Esses movimentos apontam para duas das fontes históricas de desigualdade em nosso mundo: colonialismo e patriarcado.
O Norte Global, especificamente meu próprio continente da Europa, impôs o domínio colonial em grande parte do Sul Global por séculos, através de violência e coerção.
O colonialismo criou uma vasta desigualdade dentro e entre países, incluindo os males do comércio transatlântico de escravos e o regime do apartheid aqui na África do Sul.
Após a Segunda Guerra Mundial, a criação das Nações Unidas se baseou em um novo consenso global em torno da igualdade e da dignidade humana.

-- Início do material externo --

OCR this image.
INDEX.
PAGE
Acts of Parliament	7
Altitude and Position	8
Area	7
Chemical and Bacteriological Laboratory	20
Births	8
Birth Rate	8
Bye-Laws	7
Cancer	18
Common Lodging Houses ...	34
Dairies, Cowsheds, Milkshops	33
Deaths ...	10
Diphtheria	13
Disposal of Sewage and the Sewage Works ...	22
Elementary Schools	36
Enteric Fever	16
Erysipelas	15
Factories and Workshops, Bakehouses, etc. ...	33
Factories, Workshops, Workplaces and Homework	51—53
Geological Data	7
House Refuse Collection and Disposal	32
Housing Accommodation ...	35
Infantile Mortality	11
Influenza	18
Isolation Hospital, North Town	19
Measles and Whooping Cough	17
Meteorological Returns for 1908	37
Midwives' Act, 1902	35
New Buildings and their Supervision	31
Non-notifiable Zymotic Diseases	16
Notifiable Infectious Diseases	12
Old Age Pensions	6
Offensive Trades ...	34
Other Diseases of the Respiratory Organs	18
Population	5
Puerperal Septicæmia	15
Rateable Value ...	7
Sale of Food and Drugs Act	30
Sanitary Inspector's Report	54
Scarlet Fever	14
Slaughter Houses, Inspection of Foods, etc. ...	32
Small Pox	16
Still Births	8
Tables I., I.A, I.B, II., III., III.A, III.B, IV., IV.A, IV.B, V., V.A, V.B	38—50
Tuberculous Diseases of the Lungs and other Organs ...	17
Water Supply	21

Uma onda de descolonização varreu o mundo.
Mas não vamos nos enganar.
O legado do colonialismo ainda reverbera.
Vemos isso na injustiça econômica e social, na ascensão dos crimes de ódio e na xenofobia; a persistência do racismo institucionalizado e da supremacia branca.
Vemos isso no sistema comercial global. As economias colonizadas correm maior risco de ficarem presas à produção de matérias-primas e bens de baixa tecnologia – uma nova forma de colonialismo.
E vemos isso nas relações globais de poder.
A África tem sido uma dupla vítima. Primeiro, como alvo do projeto colonial. Segundo, os países africanos estão sub-representados nas instituições internacionais criadas após a Segunda Guerra Mundial, antes de a maioria ter conquistado a independência.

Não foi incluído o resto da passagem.